Using nested for loops for string lengths, check that both strings are not empty. If they are, then the edit distance becomes the length of the non-empty string (inserting all characters, with each insertion counted as an edit).

If the last characters are the same, jump up and to the left to check the next-last character since the edit distance for those characters is 0.

Lastly, if the last characters are different (an edit is required), the next matrix cell is incremented by 1 and added to the minimum of the cell to the left (`str1` 1 character shorter), the cell on top (`str2` 1 character shorter), or diagnoally up and to the left (`str1` and `str2` both 1 character shorter). This represents one additional edit being carried out. The algorithm then moves on to the next column in the row (the algorithm runs row-wise, then columns).


## Step 3: Return edit distance.
Finally, the algorithm returns the value of the bottom-right most cell (the sum of the intermediate edit distances created using the subproblems).

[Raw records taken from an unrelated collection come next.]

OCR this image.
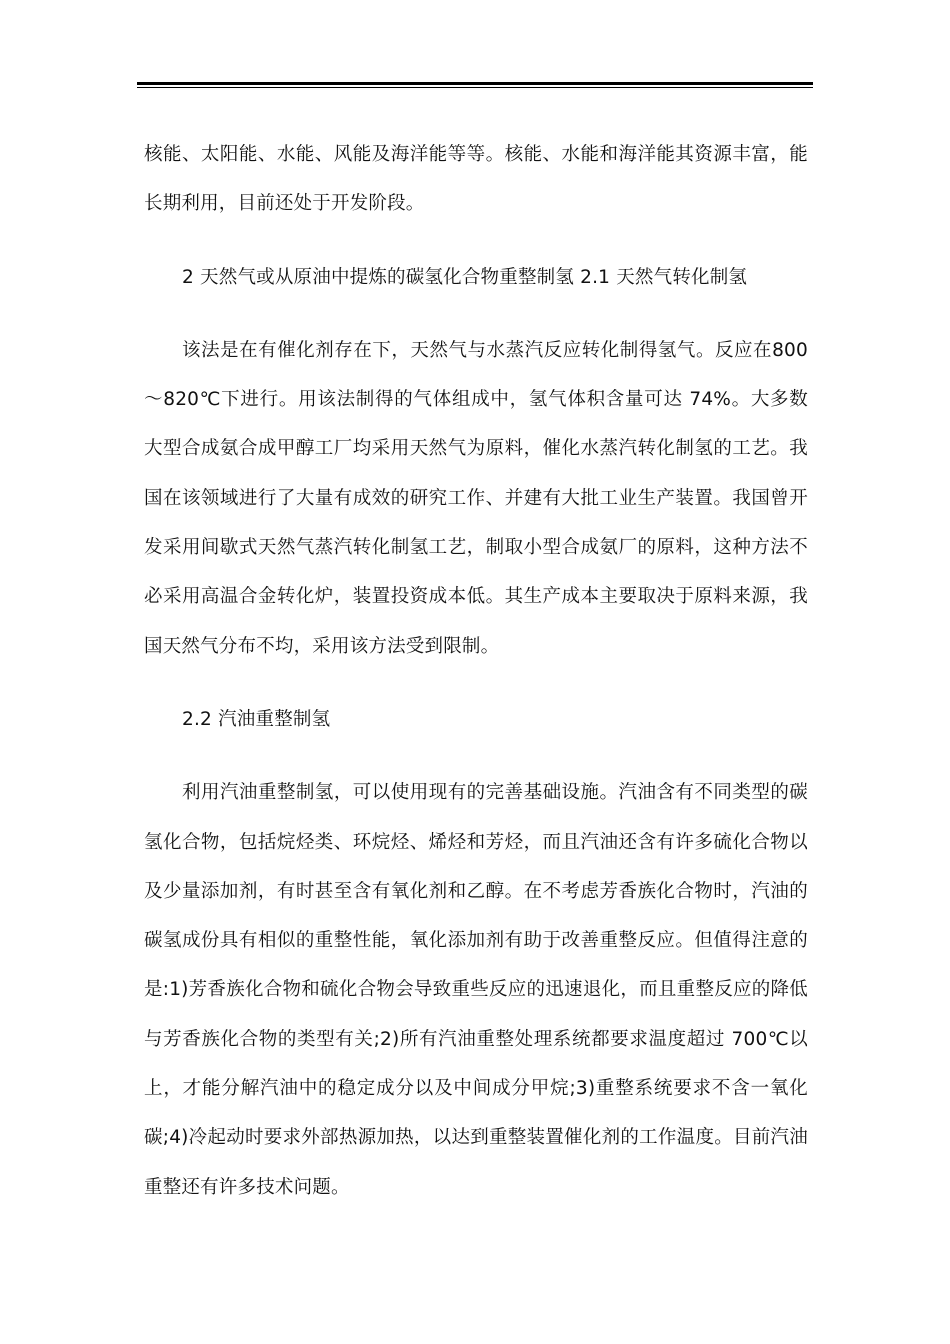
核能、太阳能、水能、风能及海洋能等等。核能、水能和海洋能其资源丰富，能长期利用，目前还处于开发阶段。

2 天然气或从原油中提炼的碳氢化合物重整制氢 2.1 天然气转化制氢

该法是在有催化剂存在下，天然气与水蒸汽反应转化制得氢气。反应在800～820℃下进行。用该法制得的气体组成中，氢气体积含量可达 74%。大多数大型合成氨合成甲醇工厂均采用天然气为原料，催化水蒸汽转化制氢的工艺。我国在该领域进行了大量有成效的研究工作、并建有大批工业生产装置。我国曾开发采用间歇式天然气蒸汽转化制氢工艺，制取小型合成氨厂的原料，这种方法不必采用高温合金转化炉，装置投资成本低。其生产成本主要取决于原料来源，我国天然气分布不均，采用该方法受到限制。

2.2 汽油重整制氢

利用汽油重整制氢，可以使用现有的完善基础设施。汽油含有不同类型的碳氢化合物，包括烷烃类、环烷烃、烯烃和芳烃，而且汽油还含有许多硫化合物以及少量添加剂，有时甚至含有氧化剂和乙醇。在不考虑芳香族化合物时，汽油的碳氢成份具有相似的重整性能，氧化添加剂有助于改善重整反应。但值得注意的是:1)芳香族化合物和硫化合物会导致重些反应的迅速退化，而且重整反应的降低与芳香族化合物的类型有关;2)所有汽油重整处理系统都要求温度超过 700℃以上，才能分解汽油中的稳定成分以及中间成分甲烷;3)重整系统要求不含一氧化碳;4)冷起动时要求外部热源加热，以达到重整装置催化剂的工作温度。目前汽油重整还有许多技术问题。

## Note: The same character of a different case will be considered an edit (e.g. 'c' to 'C').
This is because Python is case sensitive, as are most programming languages, and the characters are encoded differently. When using this in a production environment where you wish to make things case insensitive, it is best practice to set both strings to lowercase as a first step in the algorithm.

## Examples

In [3]:
# Show case sensitive edit distance
case_sensitive = editDistDP('abC','abc',len('abC'), len('abc'))
print(f'For two similar strings whose only difference is that one character is uppercase, edit distance is {case_sensitive}.')
print('----------')

# Show edit distance where one string is empty
empty_distance = editDistDP('', 'Go Cats!', len(''), len('Go Cats!'))
print('When comparing two strings, one of which is empty, the difference \nwill be the number of characters in the other string.')
print(empty_distance)
print('----------------')

# Show edit distance between two names
name_dist = editDistDP('Randall','Randy', len('Randall'), len('Randy'))
print(f'Comparing names is common when normalizing user input data. The edit distance between Randall and Randy is {name_dist}.')
print('A company I have worked for uses name edit distance when users register for a program in order to help show which medical claims belong to them that the company receive from a medical provider.')

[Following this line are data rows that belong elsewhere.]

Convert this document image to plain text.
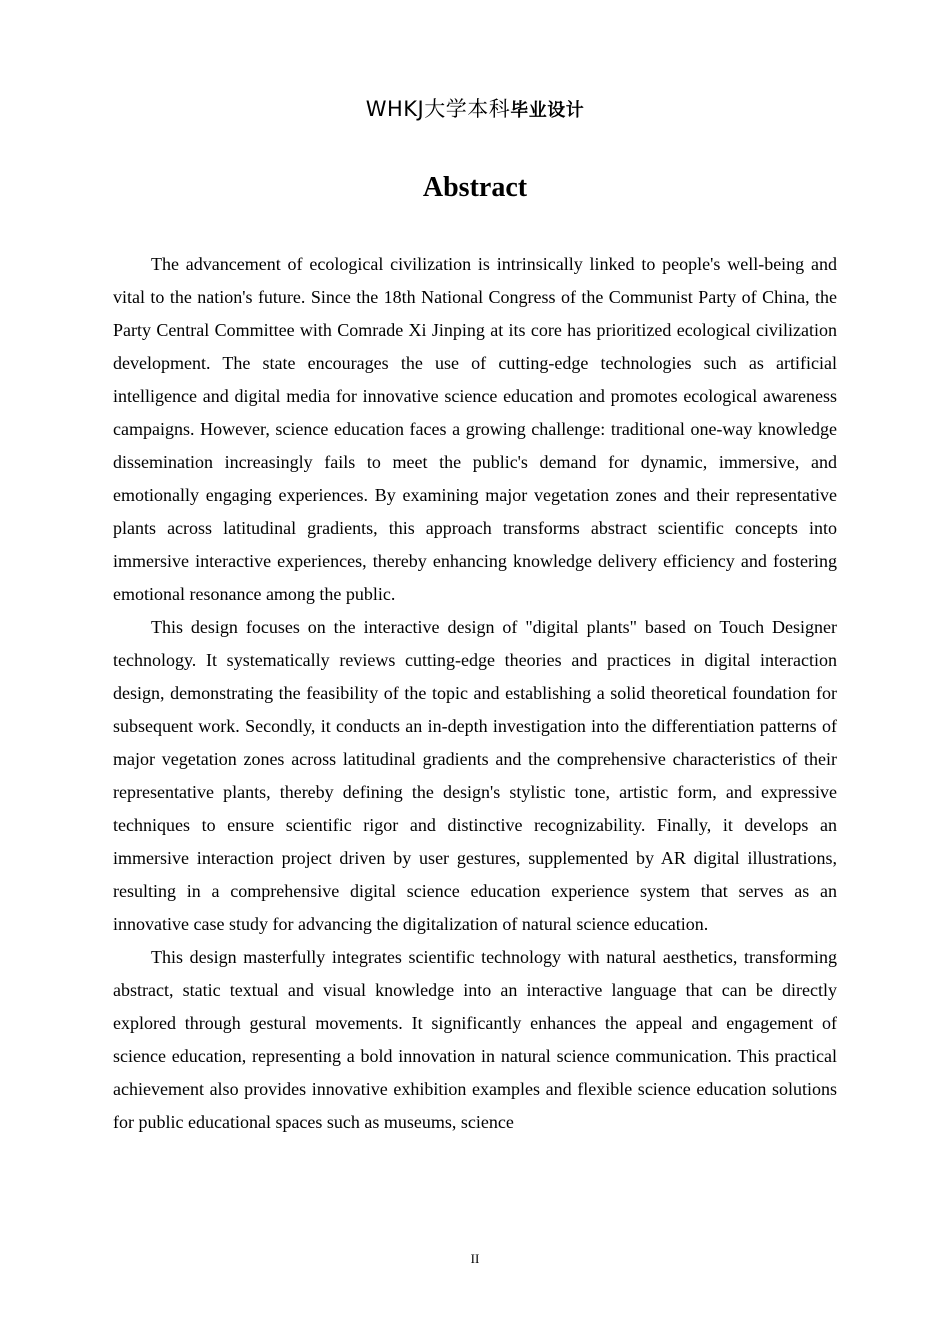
WHKJ大学本科毕业设计
Abstract

The advancement of ecological civilization is intrinsically linked to people's well-being and vital to the nation's future. Since the 18th National Congress of the Communist Party of China, the Party Central Committee with Comrade Xi Jinping at its core has prioritized ecological civilization development. The state encourages the use of cutting-edge technologies such as artificial intelligence and digital media for innovative science education and promotes ecological awareness campaigns. However, science education faces a growing challenge: traditional one-way knowledge dissemination increasingly fails to meet the public's demand for dynamic, immersive, and emotionally engaging experiences. By examining major vegetation zones and their representative plants across latitudinal gradients, this approach transforms abstract scientific concepts into immersive interactive experiences, thereby enhancing knowledge delivery efficiency and fostering emotional resonance among the public.

This design focuses on the interactive design of "digital plants" based on Touch Designer technology. It systematically reviews cutting-edge theories and practices in digital interaction design, demonstrating the feasibility of the topic and establishing a solid theoretical foundation for subsequent work. Secondly, it conducts an in-depth investigation into the differentiation patterns of major vegetation zones across latitudinal gradients and the comprehensive characteristics of their representative plants, thereby defining the design's stylistic tone, artistic form, and expressive techniques to ensure scientific rigor and distinctive recognizability. Finally, it develops an immersive interaction project driven by user gestures, supplemented by AR digital illustrations, resulting in a comprehensive digital science education experience system that serves as an innovative case study for advancing the digitalization of natural science education.

This design masterfully integrates scientific technology with natural aesthetics, transforming abstract, static textual and visual knowledge into an interactive language that can be directly explored through gestural movements. It significantly enhances the appeal and engagement of science education, representing a bold innovation in natural science communication. This practical achievement also provides innovative exhibition examples and flexible science education solutions for public educational spaces such as museums, science

II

For two similar strings whose only difference is that one character is uppercase, edit distance is 1.
----------
When comparing two strings, one of which is empty, the difference 
will be the number of characters in the other string.
8
----------------
Comparing names is common when normalizing user input data. The edit distance between Randall and Randy is 3.
A company I have worked for uses name edit distance when users register for a program in order to help show which medical claims belong to them that the company receive from a medical provider.


# Summary
Specifically for an edit distance algorithm, this can be useful when matching user input data to normalized files that may use a legal name. In an above example, we can see that the edit distance between "Randall" and "Randy" is 3 - one edit and two inserts. A company might use this to help automate certainty levels that a user input ("Randy") is the same person as "Randall" that may show up on official forms. My experience lies with medical data, so the legal name is used on a medical or phamacy claim. The data engineering team utilizes an edit distance algorithm to help bridge members to their user input data (perhaps the user wants to be called "Randy" - we can still match claims that apply to him).

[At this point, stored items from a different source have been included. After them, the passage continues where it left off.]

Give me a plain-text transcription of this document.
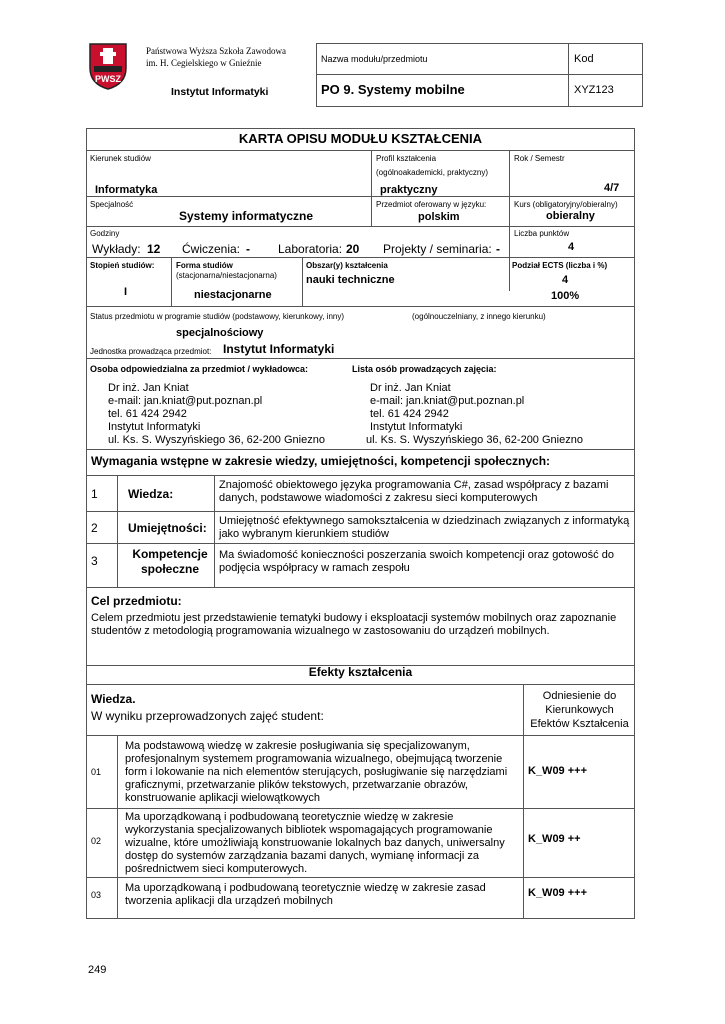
PWSZ
Państwowa Wyższa Szkoła Zawodowa
im. H. Cegielskiego w Gnieźnie
Instytut Informatyki
Nazwa modułu/przedmiotu	Kod
PO 9. Systemy mobilne	XYZ123
KARTA OPISU MODUŁU KSZTAŁCENIA
Kierunek studiów
Informatyka
Profil kształcenia
(ogólnoakademicki, praktyczny)
praktyczny
Rok / Semestr
4/7
Specjalność
Systemy informatyczne
Przedmiot oferowany w języku:
polskim
Kurs (obligatoryjny/obieralny)
obieralny
Godziny
Wykłady: 12 Ćwiczenia: - Laboratoria: 20 Projekty / seminaria: -
Liczba punktów
4
Stopień studiów:
I
Forma studiów
(stacjonarna/niestacjonarna)
niestacjonarne
Obszar(y) kształcenia
nauki techniczne
Podział ECTS (liczba i %)
4
100%
Status przedmiotu w programie studiów (podstawowy, kierunkowy, inny)	(ogólnouczelniany, z innego kierunku)
specjalnościowy
Jednostka prowadząca przedmiot: Instytut Informatyki
Osoba odpowiedzialna za przedmiot / wykładowca:	Lista osób prowadzących zajęcia:
Dr inż. Jan Kniat
e-mail: jan.kniat@put.poznan.pl
tel. 61 424 2942
Instytut Informatyki
ul. Ks. S. Wyszyńskiego 36, 62-200 Gniezno
Dr inż. Jan Kniat
e-mail: jan.kniat@put.poznan.pl
tel. 61 424 2942
Instytut Informatyki
ul. Ks. S. Wyszyńskiego 36, 62-200 Gniezno
Wymagania wstępne w zakresie wiedzy, umiejętności, kompetencji społecznych:
1	Wiedza:
Znajomość obiektowego języka programowania C#, zasad współpracy z bazami danych, podstawowe wiadomości z zakresu sieci komputerowych
2	Umiejętności: Umiejętność efektywnego samokształcenia w dziedzinach związanych z informatyką jako wybranym kierunkiem studiów
3	Kompetencje społeczne
Ma świadomość konieczności poszerzania swoich kompetencji oraz gotowość do podjęcia współpracy w ramach zespołu
Cel przedmiotu:
Celem przedmiotu jest przedstawienie tematyki budowy i eksploatacji systemów mobilnych oraz zapoznanie studentów z metodologią programowania wizualnego w zastosowaniu do urządzeń mobilnych.
Efekty kształcenia
Wiedza.
W wyniku przeprowadzonych zajęć student:
Odniesienie do Kierunkowych Efektów Kształcenia
01
Ma podstawową wiedzę w zakresie posługiwania się specjalizowanym, profesjonalnym systemem programowania wizualnego, obejmującą tworzenie form i lokowanie na nich elementów sterujących, posługiwanie się narzędziami graficznymi, przetwarzanie plików tekstowych, przetwarzanie obrazów, konstruowanie aplikacji wielowątkowych
K_W09 +++
02
Ma uporządkowaną i podbudowaną teoretycznie wiedzę w zakresie wykorzystania specjalizowanych bibliotek wspomagających programowanie wizualne, które umożliwiają konstruowanie lokalnych baz danych, uniwersalny dostęp do systemów zarządzania bazami danych, wymianę informacji za pośrednictwem sieci komputerowych.
K_W09 ++
03
Ma uporządkowaną i podbudowaną teoretycznie wiedzę w zakresie zasad tworzenia aplikacji dla urządzeń mobilnych
K_W09 +++
249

Dynamic programming in general is useful to data engineers because it allows for an automated way to solve smaller problems in order to tackle a larger one (in the case of an edit distance algorithm, the subproblems are "does this character match in both strings?", while the larger problem is "what is the edit distance between these two given strings?").

The computational complexity of the algorithm is $O(n*m)$, where $n$ and $m$ are the lengths of the two given input strings. While multiplicative, it is not necessarily exponential, so should generalize well to strings of moderate size.